Волчья хватка. Книга 2 - Алексеев Сергей Трофимович. Страница 4
Так же, как и у всех обитателей Сирого Урочища, у них не было имён…
Сирый привёл Ражного на бугор, напоминающий курган, обрамлённый по подножию старыми соснами, остановился на середине поляны и беспомощно огляделся:
— Во, дела! Обычно в это время на своём ристалище сидит!
— Это что, ристалище? — спросил Ражный.
— Такое ристалище, — злорадно захохотал калик, — каких ты сроду не видывал! Покатаешь земельку лопатками… — Он походил взад-вперёд, обошёл курган по опушке, вздохнул разочарованно: — Да, времена настали!.. Раньше бренки выходили встречать вашего брата. А теперь и старцев не хватает, у каждого чуть ли не по четыре десятка послушников!
Он оставил Ражного, а сам побежал в сторону высокого и густого бора, желтеющего в закатном солнце. В какой-то момент, хорошо видимый, он вдруг исчез, и там, где был в последний миг, осталось зеленовато-багровое пятно, похожее на очертания человека, которое впоследствии постепенно истаяло.
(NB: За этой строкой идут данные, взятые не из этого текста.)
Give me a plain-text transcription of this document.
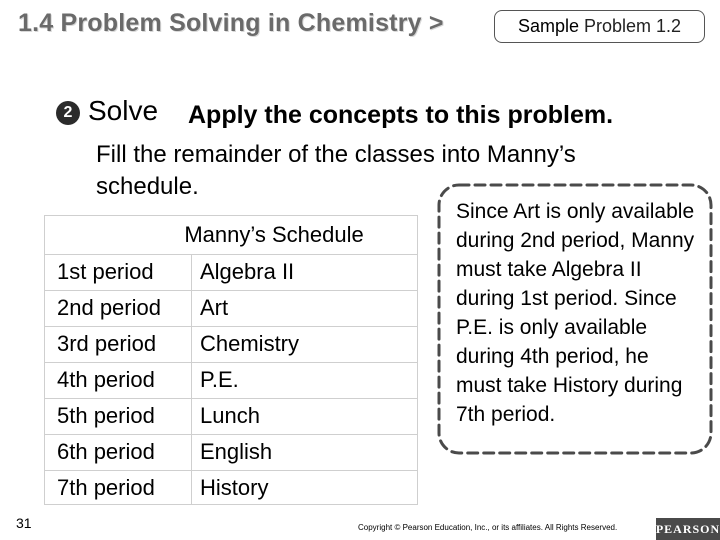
1.4 Problem Solving in Chemistry >	Sample Problem 1.2
2 Solve Apply the concepts to this problem.
Fill the remainder of the classes into Manny’s schedule.
Manny’s Schedule
1st period Algebra II
2nd period Art
3rd period Chemistry
4th period P.E.
5th period Lunch
6th period English
7th period History
Since Art is only available during 2nd period, Manny must take Algebra II during 1st period. Since P.E. is only available during 4th period, he must take History during 7th period.
31	Copyright © Pearson Education, Inc., or its affiliates. All Rights Reserved.	PEARSON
Вообще пространство здесь было странным: без ветра воздух колебался, отчего деревья слегка изламывались, как в горячем мареве, и создавалось ощущение призрачности окружающего мира. Поначалу Ражный думал, что это от температуры, поднимающейся из-за необработанной раны на предплечье, и пытался сморгнуть поволоку с глаз, однако марево лишь усиливалось по мере того, как они приближались к этому бугру.
Отсутствовал сирый около четверти часа и вернулся несколько обескураженным:
— Так и знал! Мой бренка принял ещё одного бедолагу и теперь отдыхает. Про Калюжного слыхал?
Вольный засадник с таким именем, аракс казачьего рода, был известен, пожалуй, каждому поединщику, поскольку три года назад, вне всяких правил, дерзко вызвал на ристалище Пересвета, чтоб отнять у него боярскую шапку. Боярин мог бы отказаться и, мало того, лишить аракса поединков на несколько лет, однако принял вызов. Их схватка была зримой, длилась около двух суток, и двухметровый, богатырского роста Калюжный был побеждён Воропаем в сече, после чего боярин ещё прочнее закрепил за собой титул.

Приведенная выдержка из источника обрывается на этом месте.